Each flavor variety has its own color coded bag, which allows the potential customer to identify which are their favorites. The logo is discrete but visible. The other four important aspects are not quite as good. The color washed photo looks a bit confusing and doesn't really work on any of the flavor designs. The word 'Gourmet' should be at least as large (if Rachel really means it), as the 'Kettle Chips' on the main banner. The name of the flavor is slapped in a banner at the foot of the bag almost as an after-thought, when it is the most important part of this marketing production.
These Kettle Chips had a really solid crunch to them. The firm and hard texture allowed for a crisp, but rigid shatter rather than the smash you can often find with Regular Chips.
As with most Kettle Cooked Chips these were more thickly sliced than regular Chips. They were mostly large in size and there were very few broken Chips in the bag. There was not much seasoning visible, and what there was did not combine with the oil to provide significant finger residue.

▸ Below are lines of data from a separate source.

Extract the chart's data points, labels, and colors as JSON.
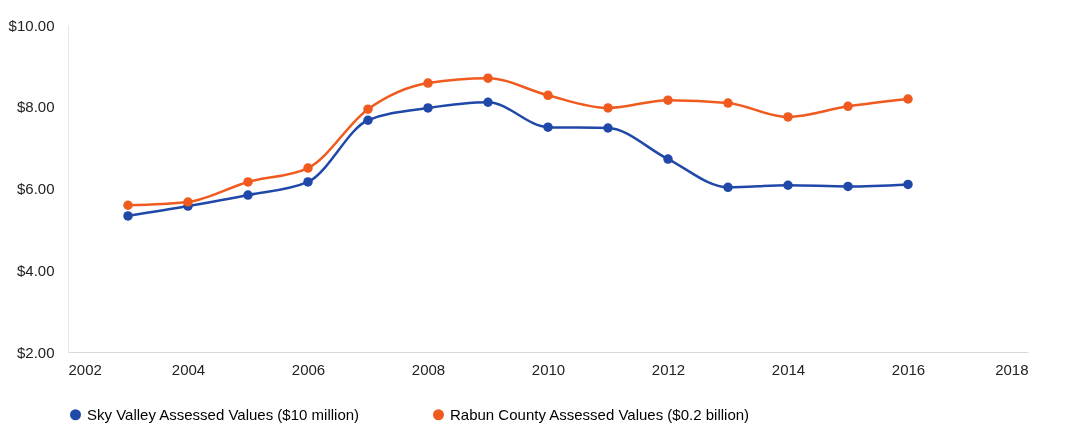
{
  "chart_data": {
    "type": "line",
    "x": [
      2003,
      2004,
      2005,
      2006,
      2007,
      2008,
      2009,
      2010,
      2011,
      2012,
      2013,
      2014,
      2015,
      2016
    ],
    "series": [
      {
        "name": "Sky Valley Assessed Values ($10 million)",
        "color": "#1f48a8",
        "values": [
          5.33,
          5.57,
          5.84,
          6.16,
          7.67,
          7.97,
          8.11,
          7.5,
          7.48,
          6.72,
          6.03,
          6.08,
          6.05,
          6.1
        ]
      },
      {
        "name": "Rabun County Assessed Values ($0.2 billion)",
        "color": "#f05a1e",
        "values": [
          5.59,
          5.67,
          6.16,
          6.5,
          7.94,
          8.58,
          8.7,
          8.28,
          7.97,
          8.16,
          8.09,
          7.75,
          8.01,
          8.19
        ]
      }
    ],
    "xlim": [
      2002,
      2018
    ],
    "xticks": [
      2002,
      2004,
      2006,
      2008,
      2010,
      2012,
      2014,
      2016,
      2018
    ],
    "ylim": [
      2,
      10
    ],
    "yticks": [
      {
        "value": 2,
        "label": "$2.00"
      },
      {
        "value": 4,
        "label": "$4.00"
      },
      {
        "value": 6,
        "label": "$6.00"
      },
      {
        "value": 8,
        "label": "$8.00"
      },
      {
        "value": 10,
        "label": "$10.00"
      }
    ],
    "marker": "circle",
    "legend": "bottom",
    "grid": false
  }
}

A Nose Plunge Test revealed a slight Onion smell, but it was not significant to warm us to whatever was inside the bag. Although relatively low in sugar content compared to many Kettle Cooked Chips with the word 'Sweet' in the flavor title, the taste was of burning onions, without any smokiness. If that contradiction makes any sense it was like sweet onions being cooked - as they melted - this was the taste they produced. So, if you are in the mood for something sweet and savory, these could do the job.